The 2012 Tax Relief Act made permanent (relatively speaking, of course) the lifetime amount excludable from federal estate and gift tax for each person of $5,000,000 subject to annual inflation adjustments. The applicable exclusion amount for 2014 is $5,340,000, but adjustable upward for inflation in future years for living spouses, which means that a couple now has the ability for calendar year 2014 to shield $10,680,000 from federal estate tax. Depending on inflation rates, this amount will likely increase in future years. For example, with a 3% annual inflation rate, the exclusion amount per person would grow to $6,340,000 in 2020. The IRS has recently announced that the exclusion amount for 2015 has been increased to $5,430,000 per person.
With the Tax Relief Act of 2010, the portability of the unused portion of the lifetime applicable exclusion amount of the deceased spouse and its effective transfer by proper and timely filed election by the surviving spouse was enacted into law and then made permanent by the Taxpayer Relief Act of 2012.
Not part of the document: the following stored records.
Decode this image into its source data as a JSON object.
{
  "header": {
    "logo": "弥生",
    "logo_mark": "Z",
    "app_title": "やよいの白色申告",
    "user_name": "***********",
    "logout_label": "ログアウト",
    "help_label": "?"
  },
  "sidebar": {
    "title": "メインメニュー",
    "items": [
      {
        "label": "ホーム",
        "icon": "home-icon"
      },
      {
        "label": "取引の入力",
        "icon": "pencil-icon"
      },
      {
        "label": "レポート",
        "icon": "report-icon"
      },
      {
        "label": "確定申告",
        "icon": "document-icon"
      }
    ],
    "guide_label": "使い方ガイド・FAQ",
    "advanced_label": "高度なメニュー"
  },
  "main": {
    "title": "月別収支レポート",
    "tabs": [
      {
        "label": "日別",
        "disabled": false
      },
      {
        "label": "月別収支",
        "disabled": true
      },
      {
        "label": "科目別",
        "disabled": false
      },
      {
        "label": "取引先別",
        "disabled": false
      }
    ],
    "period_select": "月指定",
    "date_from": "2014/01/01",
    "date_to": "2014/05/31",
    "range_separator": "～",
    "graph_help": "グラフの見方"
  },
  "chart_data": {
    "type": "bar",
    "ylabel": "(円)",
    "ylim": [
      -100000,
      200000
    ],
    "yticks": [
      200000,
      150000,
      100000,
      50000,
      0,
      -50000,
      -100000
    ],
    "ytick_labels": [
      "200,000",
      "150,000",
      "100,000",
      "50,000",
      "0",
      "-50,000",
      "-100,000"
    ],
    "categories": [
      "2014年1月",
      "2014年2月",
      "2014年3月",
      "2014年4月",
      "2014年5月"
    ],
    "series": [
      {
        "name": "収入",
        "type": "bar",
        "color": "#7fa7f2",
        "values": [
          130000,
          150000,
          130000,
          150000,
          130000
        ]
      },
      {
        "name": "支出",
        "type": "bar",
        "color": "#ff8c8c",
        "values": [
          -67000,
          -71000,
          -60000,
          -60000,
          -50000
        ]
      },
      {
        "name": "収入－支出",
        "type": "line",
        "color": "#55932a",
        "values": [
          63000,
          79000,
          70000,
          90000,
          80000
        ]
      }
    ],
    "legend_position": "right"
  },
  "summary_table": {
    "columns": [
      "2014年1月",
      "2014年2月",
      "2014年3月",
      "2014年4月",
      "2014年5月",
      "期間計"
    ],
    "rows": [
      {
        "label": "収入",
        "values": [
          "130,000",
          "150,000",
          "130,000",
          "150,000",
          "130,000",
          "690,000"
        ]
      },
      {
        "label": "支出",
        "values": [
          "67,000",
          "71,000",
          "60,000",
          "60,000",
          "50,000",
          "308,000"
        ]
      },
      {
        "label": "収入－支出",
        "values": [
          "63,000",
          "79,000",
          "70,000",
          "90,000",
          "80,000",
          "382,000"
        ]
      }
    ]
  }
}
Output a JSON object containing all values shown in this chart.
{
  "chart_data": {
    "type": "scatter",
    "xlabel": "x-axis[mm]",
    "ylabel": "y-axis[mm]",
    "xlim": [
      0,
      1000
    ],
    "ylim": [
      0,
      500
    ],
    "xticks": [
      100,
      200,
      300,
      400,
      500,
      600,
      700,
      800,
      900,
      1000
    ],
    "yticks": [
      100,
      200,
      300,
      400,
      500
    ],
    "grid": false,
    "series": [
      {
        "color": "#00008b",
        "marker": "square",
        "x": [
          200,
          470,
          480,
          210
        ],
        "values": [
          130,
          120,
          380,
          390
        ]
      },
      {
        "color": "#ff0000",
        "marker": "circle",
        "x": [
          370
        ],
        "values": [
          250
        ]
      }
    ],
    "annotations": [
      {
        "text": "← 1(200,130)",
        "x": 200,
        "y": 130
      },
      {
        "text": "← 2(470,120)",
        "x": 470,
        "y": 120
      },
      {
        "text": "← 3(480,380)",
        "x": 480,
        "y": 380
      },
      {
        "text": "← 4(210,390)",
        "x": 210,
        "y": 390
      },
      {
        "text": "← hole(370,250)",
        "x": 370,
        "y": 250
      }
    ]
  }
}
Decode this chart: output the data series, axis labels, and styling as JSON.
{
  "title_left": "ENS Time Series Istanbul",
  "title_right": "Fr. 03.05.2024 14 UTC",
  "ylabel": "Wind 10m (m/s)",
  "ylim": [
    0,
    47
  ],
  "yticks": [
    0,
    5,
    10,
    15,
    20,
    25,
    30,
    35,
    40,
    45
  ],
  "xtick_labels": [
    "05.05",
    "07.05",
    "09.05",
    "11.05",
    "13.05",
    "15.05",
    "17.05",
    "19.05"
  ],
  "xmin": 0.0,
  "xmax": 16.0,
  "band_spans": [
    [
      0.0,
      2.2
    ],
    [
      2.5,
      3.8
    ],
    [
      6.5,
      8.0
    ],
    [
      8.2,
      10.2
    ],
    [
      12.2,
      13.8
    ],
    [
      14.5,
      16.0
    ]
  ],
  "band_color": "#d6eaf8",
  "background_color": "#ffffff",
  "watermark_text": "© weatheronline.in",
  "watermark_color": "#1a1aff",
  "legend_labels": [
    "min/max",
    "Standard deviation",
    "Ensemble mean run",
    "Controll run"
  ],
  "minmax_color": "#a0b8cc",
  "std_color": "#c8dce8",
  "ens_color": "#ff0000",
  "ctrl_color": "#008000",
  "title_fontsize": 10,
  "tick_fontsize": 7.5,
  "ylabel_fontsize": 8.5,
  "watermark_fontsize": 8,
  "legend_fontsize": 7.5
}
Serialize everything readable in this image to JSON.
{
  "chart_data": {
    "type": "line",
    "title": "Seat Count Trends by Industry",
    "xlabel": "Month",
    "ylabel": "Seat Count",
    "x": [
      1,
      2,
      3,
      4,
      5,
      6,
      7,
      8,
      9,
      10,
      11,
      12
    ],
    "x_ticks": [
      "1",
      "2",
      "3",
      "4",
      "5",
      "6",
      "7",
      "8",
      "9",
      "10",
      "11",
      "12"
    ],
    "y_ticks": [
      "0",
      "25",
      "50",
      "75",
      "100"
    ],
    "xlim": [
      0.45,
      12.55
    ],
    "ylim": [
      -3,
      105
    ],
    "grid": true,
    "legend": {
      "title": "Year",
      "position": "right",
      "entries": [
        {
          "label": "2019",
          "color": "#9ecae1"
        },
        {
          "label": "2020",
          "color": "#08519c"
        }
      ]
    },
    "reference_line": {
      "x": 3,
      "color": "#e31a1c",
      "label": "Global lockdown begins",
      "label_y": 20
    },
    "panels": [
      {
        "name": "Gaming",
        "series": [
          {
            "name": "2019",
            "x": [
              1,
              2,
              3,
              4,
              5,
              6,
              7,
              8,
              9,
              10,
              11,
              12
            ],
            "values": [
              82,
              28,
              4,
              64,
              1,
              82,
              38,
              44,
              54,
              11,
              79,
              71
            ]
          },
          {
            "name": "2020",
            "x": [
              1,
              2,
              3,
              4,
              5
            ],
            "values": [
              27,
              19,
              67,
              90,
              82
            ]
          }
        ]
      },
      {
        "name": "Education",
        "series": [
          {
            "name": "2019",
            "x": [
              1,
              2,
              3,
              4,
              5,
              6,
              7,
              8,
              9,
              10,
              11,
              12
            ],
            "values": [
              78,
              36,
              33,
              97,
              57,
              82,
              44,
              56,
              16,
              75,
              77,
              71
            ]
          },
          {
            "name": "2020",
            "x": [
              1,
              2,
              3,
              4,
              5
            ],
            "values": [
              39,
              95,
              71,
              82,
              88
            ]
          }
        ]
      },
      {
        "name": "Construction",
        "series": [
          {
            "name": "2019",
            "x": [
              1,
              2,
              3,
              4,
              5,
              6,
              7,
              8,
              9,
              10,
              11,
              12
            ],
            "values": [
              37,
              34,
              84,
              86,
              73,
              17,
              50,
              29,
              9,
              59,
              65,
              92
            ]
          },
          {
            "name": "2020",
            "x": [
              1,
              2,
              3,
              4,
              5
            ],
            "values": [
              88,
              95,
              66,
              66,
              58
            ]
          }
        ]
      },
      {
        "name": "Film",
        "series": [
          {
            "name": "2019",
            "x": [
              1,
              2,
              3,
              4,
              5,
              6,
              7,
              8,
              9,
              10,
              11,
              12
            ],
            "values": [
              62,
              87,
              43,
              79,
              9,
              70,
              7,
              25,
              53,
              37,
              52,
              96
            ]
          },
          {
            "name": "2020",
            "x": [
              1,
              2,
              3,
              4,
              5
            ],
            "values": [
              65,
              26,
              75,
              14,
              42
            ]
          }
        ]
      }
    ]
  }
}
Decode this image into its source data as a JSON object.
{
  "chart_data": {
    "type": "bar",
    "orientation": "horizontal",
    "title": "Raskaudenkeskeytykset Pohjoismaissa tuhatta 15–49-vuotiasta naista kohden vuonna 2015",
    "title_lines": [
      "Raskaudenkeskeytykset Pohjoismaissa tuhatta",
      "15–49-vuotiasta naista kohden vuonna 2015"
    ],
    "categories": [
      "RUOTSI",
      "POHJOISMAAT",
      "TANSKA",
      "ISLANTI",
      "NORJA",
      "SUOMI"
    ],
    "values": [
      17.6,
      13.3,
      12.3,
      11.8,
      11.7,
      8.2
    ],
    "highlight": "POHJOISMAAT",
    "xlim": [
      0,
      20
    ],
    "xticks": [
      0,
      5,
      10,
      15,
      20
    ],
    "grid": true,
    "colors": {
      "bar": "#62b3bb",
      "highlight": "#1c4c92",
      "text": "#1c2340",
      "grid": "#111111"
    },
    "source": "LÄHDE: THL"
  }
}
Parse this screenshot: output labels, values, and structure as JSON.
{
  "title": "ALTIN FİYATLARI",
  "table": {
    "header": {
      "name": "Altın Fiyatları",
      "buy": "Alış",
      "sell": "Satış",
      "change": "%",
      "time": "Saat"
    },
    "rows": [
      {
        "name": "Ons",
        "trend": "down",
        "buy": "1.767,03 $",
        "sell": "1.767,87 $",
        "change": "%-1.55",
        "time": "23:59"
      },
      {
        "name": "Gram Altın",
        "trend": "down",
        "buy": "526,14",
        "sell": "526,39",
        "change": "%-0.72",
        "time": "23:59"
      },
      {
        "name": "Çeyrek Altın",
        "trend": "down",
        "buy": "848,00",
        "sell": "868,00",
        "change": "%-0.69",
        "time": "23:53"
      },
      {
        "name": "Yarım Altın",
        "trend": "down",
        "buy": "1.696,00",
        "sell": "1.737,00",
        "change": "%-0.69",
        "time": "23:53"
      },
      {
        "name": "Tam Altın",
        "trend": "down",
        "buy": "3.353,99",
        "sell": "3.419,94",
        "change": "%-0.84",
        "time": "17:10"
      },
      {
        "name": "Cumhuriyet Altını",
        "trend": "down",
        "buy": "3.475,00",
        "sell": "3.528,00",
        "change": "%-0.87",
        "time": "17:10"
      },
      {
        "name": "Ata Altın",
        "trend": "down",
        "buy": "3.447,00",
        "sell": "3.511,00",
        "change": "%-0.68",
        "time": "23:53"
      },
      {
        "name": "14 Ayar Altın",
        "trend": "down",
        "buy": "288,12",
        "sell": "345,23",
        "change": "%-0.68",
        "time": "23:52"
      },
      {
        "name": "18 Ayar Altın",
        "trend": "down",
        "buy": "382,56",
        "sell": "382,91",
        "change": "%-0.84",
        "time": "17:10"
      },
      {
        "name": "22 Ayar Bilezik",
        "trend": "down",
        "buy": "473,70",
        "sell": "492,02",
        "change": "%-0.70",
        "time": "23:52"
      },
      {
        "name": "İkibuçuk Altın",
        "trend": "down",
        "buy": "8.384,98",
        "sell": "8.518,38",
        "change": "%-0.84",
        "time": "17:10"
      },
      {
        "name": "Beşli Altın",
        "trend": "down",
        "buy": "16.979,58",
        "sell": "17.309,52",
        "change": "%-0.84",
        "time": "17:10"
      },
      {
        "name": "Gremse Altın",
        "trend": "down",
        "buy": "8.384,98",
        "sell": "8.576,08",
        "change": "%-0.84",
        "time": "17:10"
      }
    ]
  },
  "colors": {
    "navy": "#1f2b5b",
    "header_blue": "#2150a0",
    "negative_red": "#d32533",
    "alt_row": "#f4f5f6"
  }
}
The introduction of portability and the increased lifetime exclusion amount caused many commentators in the estate planning field to predict that, for most people, the viability of the Survivor’s Trust/Decedent’s Trust approach was on the wane and that the single trust approach or limited estate planning would follow.
So these two changes in tax law caused a general reexamination of the need for the split trust concept being utilized going forward, particularly for couples with combined assets up to $10,000,000. For example, portability can, under certain circumstances, enable a couple with assets in that dollar range to avoid federal estate tax without the necessity of utilizing the split trust concept, thereby simplifying life after the death of the first spouse without a need to split, segregate assets and file separate federal and state tax returns for a Decedent’s Trust.
Of course, circumstances such as creditor protection, providing for the deceased spouse’s children from a prior marriage and possible remarriage by the surviving spouse bring other issues and limitations to bear on the use of portability, which can easily negate its benefits in certain factual circumstances. Also the deceased spouse’s unused applicable exclusion amount can be utilized by the surviving spouse for both estate and gift tax purposes. But portability does not apply to the GST (Generation Skipping Tax).